Não seria errado dizer que o final de expediente da sexta-feira, dia 18,18h, marcava o início de uma série de atividades e eventos bastante diferentes para o time de colaboradores da Clean.
Inicialmente, na sequência do final de uma semana típica de julho, estava na agenda de todos a tradicional Festa Junina – ou “Julina”, neste caso – da empresa. A diferença, para esse ano, foi a atração musical agendada pelo pessoal do RH. A Clean havia conseguido a trupe dos “Cirandeiros” para animar a festa. Os Cirandeiros apareceram há cerca de um ano, confirmando a proposta artística de grupos como O Teatro Mágico ou mesmo O Cordel do Fogo Encantado; mistura de ritmos folclóricos locais, envolvimento com participantes e muita alegria, teatral e contagiante. O grupo havia chegado à final do “Viola de Todos os Cantos”, promovido pela EPTV, filial da rede Globo em Campinas. Foi uma atração que gerou as melhores expectativas – e as confirmaram todas.
A galera da Clean caiu de cabeça nas danças estimuladas do grupo, mostrando união, disposição e alegria. Foi uma espécie de aquecimento para o que todos esperavam para o dia seguinte: a viagem de treinamento à cidade mineira de Extrema.
O pessoal foi embora com espírito leve da Clean no final daquela sexta. E, no sábado, ainda não eram sete da manhã, e o pessoal voltava para o local de trabalho.
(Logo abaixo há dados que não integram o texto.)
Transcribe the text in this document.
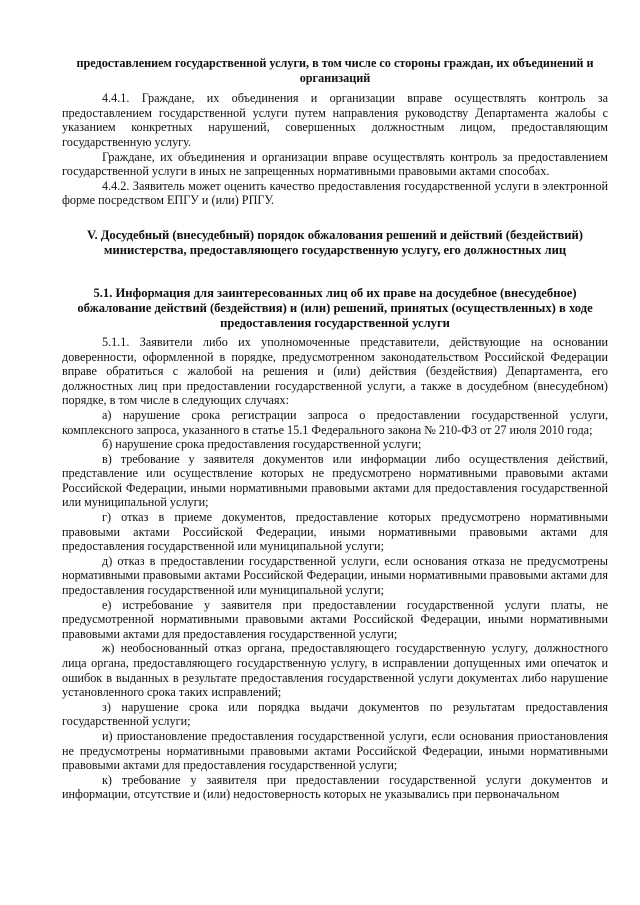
предоставлением государственной услуги, в том числе со стороны граждан, их объединений и организаций

4.4.1. Граждане, их объединения и организации вправе осуществлять контроль за предоставлением государственной услуги путем направления руководству Департамента жалобы с указанием конкретных нарушений, совершенных должностным лицом, предоставляющим государственную услугу.

Граждане, их объединения и организации вправе осуществлять контроль за предоставлением государственной услуги в иных не запрещенных нормативными правовыми актами способах.

4.4.2. Заявитель может оценить качество предоставления государственной услуги в электронной форме посредством ЕПГУ и (или) РПГУ.

V. Досудебный (внесудебный) порядок обжалования решений и действий (бездействий) министерства, предоставляющего государственную услугу, его должностных лиц

5.1. Информация для заинтересованных лиц об их праве на досудебное (внесудебное) обжалование действий (бездействия) и (или) решений, принятых (осуществленных) в ходе предоставления государственной услуги

5.1.1. Заявители либо их уполномоченные представители, действующие на основании доверенности, оформленной в порядке, предусмотренном законодательством Российской Федерации вправе обратиться с жалобой на решения и (или) действия (бездействия) Департамента, его должностных лиц при предоставлении государственной услуги, а также в досудебном (внесудебном) порядке, в том числе в следующих случаях:

а) нарушение срока регистрации запроса о предоставлении государственной услуги, комплексного запроса, указанного в статье 15.1 Федерального закона № 210-ФЗ от 27 июля 2010 года;

б) нарушение срока предоставления государственной услуги;

в) требование у заявителя документов или информации либо осуществления действий, представление или осуществление которых не предусмотрено нормативными правовыми актами Российской Федерации, иными нормативными правовыми актами для предоставления государственной или муниципальной услуги;

г) отказ в приеме документов, предоставление которых предусмотрено нормативными правовыми актами Российской Федерации, иными нормативными правовыми актами для предоставления государственной или муниципальной услуги;

д) отказ в предоставлении государственной услуги, если основания отказа не предусмотрены нормативными правовыми актами Российской Федерации, иными нормативными правовыми актами для предоставления государственной или муниципальной услуги;

е) истребование у заявителя при предоставлении государственной услуги платы, не предусмотренной нормативными правовыми актами Российской Федерации, иными нормативными правовыми актами для предоставления государственной услуги;

ж) необоснованный отказ органа, предоставляющего государственную услугу, должностного лица органа, предоставляющего государственную услугу, в исправлении допущенных ими опечаток и ошибок в выданных в результате предоставления государственной услуги документах либо нарушение установленного срока таких исправлений;

з) нарушение срока или порядка выдачи документов по результатам предоставления государственной услуги;

и) приостановление предоставления государственной услуги, если основания приостановления не предусмотрены нормативными правовыми актами Российской Федерации, иными нормативными правовыми актами для предоставления государственной услуги;

к) требование у заявителя при предоставлении государственной услуги документов и информации, отсутствие и (или) недостоверность которых не указывались при первоначальном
Ia ter início a jornada idealizada e organizada pelo pessoal do CITI, o Centro de Inteligência Técnica & Inovações.
A idéia era levar todos os funcionários, especialmente o time do departamento comercial, para conhecer um sistema de monitoramento hidrometereológico in loco. “Quando executamos projetos, é comum que funcionários participem em partes isoladas dentro do processo; nem sempre conseguindo uma visão geral do projeto implementado. Nossa meta foi levar o pessoal até o campo, para que todos tivessem uma visão mais realística e holística do processo, com todas as dificuldades que os técnicos enfrentam em campo”, diz Eliezer Santos, do CITI.
Todos foram convidados – e a presença maciça impressionou os organizadores. Rogério Andrade estava em viagem e não pôde participar. Paulo Negrão até acordou às seis da manhã, mas seu intrínseco medo de gafanhotos impediu que ele abraçasse de fato a idéia de ir até Extrema. “Fiz uma rápida pesquisa no Google e descobri que a região é rica em gafanhotos-do-coqueiro, o Eutropidacris Cristata. Achei que seria arriscado ir com a galera em mais essa aventura”, conta.
(O assustador gafanhoto-do-coqueiro mede cerca de 16 cm.)
A aventura, no caso, foi tão planejada e o cronograma foi seguido tão à risca, que não houve nada que pudesse nem mesmo assustar o pessoal. O controller da Clean, Sérgio Alves, realizou, no início do percurso, uma introdução ao escotismo, dando ênfase aos riscos de trabalhos em matas. A palestra não foi só útil, como resultou em uma atividade física, um jogo bastante conhecido pelos escoteiros que, na viagem da Clean, ficou batizado de “Apanhar o Guarda-Chuva”.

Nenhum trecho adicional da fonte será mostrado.